STAGE REVIEW: “Bloody” good show

Remember those elementary school history pageants where a kid plays Abraham Lincoln in an ill-fitting Sunday suit and stovepipe hat made out of construction paper and tape? Or the School House Rock sequences on Saturday morning cartoons? They were all about teaching history in accessible, simple ways.

Now imagine the same thing, only with people screaming “Fuck!” a lot and Martin Van Buren portrayed as a mincing fop. That’s Bloody Bloody Andrew Jackson.

An off-Broadway hit, Bloody made smaller ripples when it moved to B’way; no wonder. The musical is angry and funny and very outre — it’s Spring Awakening about politics, or Avenue Q with fewer puppets (there are some).

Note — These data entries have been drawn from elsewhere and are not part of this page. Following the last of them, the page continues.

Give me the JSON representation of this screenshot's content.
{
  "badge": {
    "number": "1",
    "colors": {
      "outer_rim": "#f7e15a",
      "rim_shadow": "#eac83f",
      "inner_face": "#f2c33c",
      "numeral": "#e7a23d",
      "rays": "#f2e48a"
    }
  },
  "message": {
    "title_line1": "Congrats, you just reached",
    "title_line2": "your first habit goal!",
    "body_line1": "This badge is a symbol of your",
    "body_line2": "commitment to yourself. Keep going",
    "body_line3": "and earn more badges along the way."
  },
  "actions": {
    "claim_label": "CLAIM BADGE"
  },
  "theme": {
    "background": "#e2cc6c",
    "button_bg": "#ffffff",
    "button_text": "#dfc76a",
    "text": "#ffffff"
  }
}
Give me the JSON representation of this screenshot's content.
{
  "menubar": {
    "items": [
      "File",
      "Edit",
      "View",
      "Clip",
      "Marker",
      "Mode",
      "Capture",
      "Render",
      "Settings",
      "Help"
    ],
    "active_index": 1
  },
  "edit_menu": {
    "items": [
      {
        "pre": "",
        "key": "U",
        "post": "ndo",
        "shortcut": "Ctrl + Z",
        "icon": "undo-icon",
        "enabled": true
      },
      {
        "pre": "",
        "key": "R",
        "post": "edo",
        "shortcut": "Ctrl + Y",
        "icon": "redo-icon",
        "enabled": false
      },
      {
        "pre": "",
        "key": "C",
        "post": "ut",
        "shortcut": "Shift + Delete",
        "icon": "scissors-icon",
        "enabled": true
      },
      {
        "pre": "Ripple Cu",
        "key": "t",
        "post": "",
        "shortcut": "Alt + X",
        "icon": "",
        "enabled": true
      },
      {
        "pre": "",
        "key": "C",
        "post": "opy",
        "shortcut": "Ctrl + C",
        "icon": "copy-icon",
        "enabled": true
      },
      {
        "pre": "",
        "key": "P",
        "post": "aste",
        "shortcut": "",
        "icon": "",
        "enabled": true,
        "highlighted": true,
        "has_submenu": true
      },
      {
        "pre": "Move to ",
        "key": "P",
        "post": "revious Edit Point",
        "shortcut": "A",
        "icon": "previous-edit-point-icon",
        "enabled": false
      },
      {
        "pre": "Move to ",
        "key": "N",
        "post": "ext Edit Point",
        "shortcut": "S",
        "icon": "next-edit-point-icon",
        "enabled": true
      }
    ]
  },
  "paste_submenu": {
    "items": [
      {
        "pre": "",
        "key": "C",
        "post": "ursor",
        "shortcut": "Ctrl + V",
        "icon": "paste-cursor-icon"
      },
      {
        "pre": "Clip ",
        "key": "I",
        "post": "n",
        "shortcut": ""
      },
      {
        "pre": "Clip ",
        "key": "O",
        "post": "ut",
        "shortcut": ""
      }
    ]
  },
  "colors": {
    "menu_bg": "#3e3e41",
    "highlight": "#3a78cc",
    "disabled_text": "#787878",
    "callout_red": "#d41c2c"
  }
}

It’s a hard sell.

But it shouldn’t be. The local-premiere production, now at Theatre 3, is as energetic as a freight train going downhill without a break. A cast of 16 moves frantically through about 70 years of early American history, from the expansion of the West into the Louisiana Territory and “the slavery question” and how the Native Americans were treated by the U.S. government. It touches on the internecine particulars of the “Corrupt Bargain” of 1824 and the inevitable hypocrisy of true populism as a political and governance philosophy. These aren’t topics many college kids grasp, but the script (by Alex Timbers) and score (my Michael Friedman) boil it down by turning Andrew Jackson (Cameron Cobb, in the rabidly maniacal performance of the summer) into a hard-drinking, vulgar rock star.